What does success look like?

Hello Friends,
I was recently asked, “What does student success look like?” I LOVE big questions. I love asking them and being asked; my wife often jokes that when we first started dating, she felt like she was being interviewed. So, as you can see, I really appreciated it when our board president called me up and asked such a big and important question.  

 

As you might imagine, it’s a topic I have given a lot of thought to, but like any big question, it can be difficult to capture its essence. When she asked, it reminded me of a story from my first year as Head of School at The New School Montessori.  I met with each teacher one-on-one and asked a similar question, “What is your greatest hope for students graduating from TNSM?” “What’s the most important thing you hope they leave with?”

 

The most common answer was, “I hope they know how to be a good citizen.” 

 

“WOW”, I thought to myself.  Now that’s a group of educators who understand the value and gravity of their position.
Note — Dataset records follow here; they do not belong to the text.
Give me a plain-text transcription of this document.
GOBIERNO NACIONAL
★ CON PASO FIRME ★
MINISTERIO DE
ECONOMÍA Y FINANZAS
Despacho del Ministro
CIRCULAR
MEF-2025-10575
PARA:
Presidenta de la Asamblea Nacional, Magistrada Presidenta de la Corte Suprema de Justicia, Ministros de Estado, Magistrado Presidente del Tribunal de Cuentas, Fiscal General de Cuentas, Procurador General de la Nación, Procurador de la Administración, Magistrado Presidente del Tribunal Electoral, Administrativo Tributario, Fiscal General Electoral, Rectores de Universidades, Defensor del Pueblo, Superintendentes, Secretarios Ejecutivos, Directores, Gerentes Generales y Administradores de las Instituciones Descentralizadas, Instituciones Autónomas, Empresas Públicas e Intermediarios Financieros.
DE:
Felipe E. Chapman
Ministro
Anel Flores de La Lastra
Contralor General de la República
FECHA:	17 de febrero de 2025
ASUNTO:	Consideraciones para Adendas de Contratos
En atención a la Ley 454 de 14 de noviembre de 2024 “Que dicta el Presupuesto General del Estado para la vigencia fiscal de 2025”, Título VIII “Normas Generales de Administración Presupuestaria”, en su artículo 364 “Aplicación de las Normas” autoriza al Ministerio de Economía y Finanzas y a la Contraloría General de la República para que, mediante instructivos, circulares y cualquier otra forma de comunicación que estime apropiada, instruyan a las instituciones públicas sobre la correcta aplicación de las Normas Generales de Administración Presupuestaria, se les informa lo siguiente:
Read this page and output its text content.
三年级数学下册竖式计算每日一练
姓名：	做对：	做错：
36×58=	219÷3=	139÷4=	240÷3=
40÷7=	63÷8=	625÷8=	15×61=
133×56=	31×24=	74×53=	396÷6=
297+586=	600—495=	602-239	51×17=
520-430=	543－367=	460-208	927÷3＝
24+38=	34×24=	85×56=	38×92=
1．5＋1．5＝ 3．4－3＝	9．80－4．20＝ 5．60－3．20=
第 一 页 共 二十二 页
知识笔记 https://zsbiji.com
Many of them went on to explain what being a “good citizen” meant.  They had to be academically prepared with tools that allowed them to contribute meaningfully to a project.  They needed to have an emotional intelligence that allowed them to understand how to navigate group dynamics, how to compromise, empathize and negotiate.  Lastly, they needed to understand their role in a broader context and see that they were participating in a life that others made possible for them. They wanted students to have gratitude for the past with an honest understanding of its shortcomings, a critical eye and sense of awe for the present, and a moral obligation to make things better in the future. In short, they wanted them to be “good citizens.”

 

We went on to talk about the shifting landscape of education, the hopefulness and ambition we see in generation Z and the joy we felt being a part of a community that is ahead of the learning curve when it comes to preparing children for tomorrow.  

 

I wanted to share three resource takeaways from the conversation. One is a 20-minute TED Talk by Sir Kenneth Robinson that has circulated A LOT since 2006, but is still an absolute gem to watch. The other is the movie: Most Likely to Succeed now available for rent. This documentary is based on the book by the same title. The board read it together a few years ago, and I highly recommend it.

 

Lastly, on a more personal note, we fell into a conversation around “service” related to being a “good citizen.”  What did service look like?  How can a “good citizen” be measured?  How did service look different – depending on what chapter we were living in our lives?  This led to one of the most noble, challenging, rewarding, meaningful, and demanding acts of service we could think of; parenting.  How important and consuming this chapter can be. We shared how, at times, this chapter can feel so all-encompassing that we feared losing aspects of who we once were. It reminded me of a poem that I will leave you with: 

 

Love After Love by Derek Walcott.  

 

The time will come
When, with elation,
You will greet yourself arriving
At your own door, in your own mirror,
And each will smile at the other’s welcome,
 
And say, sit here, Eat.
You will love again the stranger who was your self.
Give wine. Give bread. Give back your heart
To itself, to the stranger who has loved you
 
All your life, whom you ignored
For another, who knows you by heart.
Take down the love letters from the bookshelf,
 
The photographs, the desperate notes,
Peel your image from the mirror.
Sit. Feast on your life.
Like all big questions, our conversation left us with even more  questions. It’s the asking, wrestling, sharing, reaching that’s more important than the static answers. That conversation felt like success to me.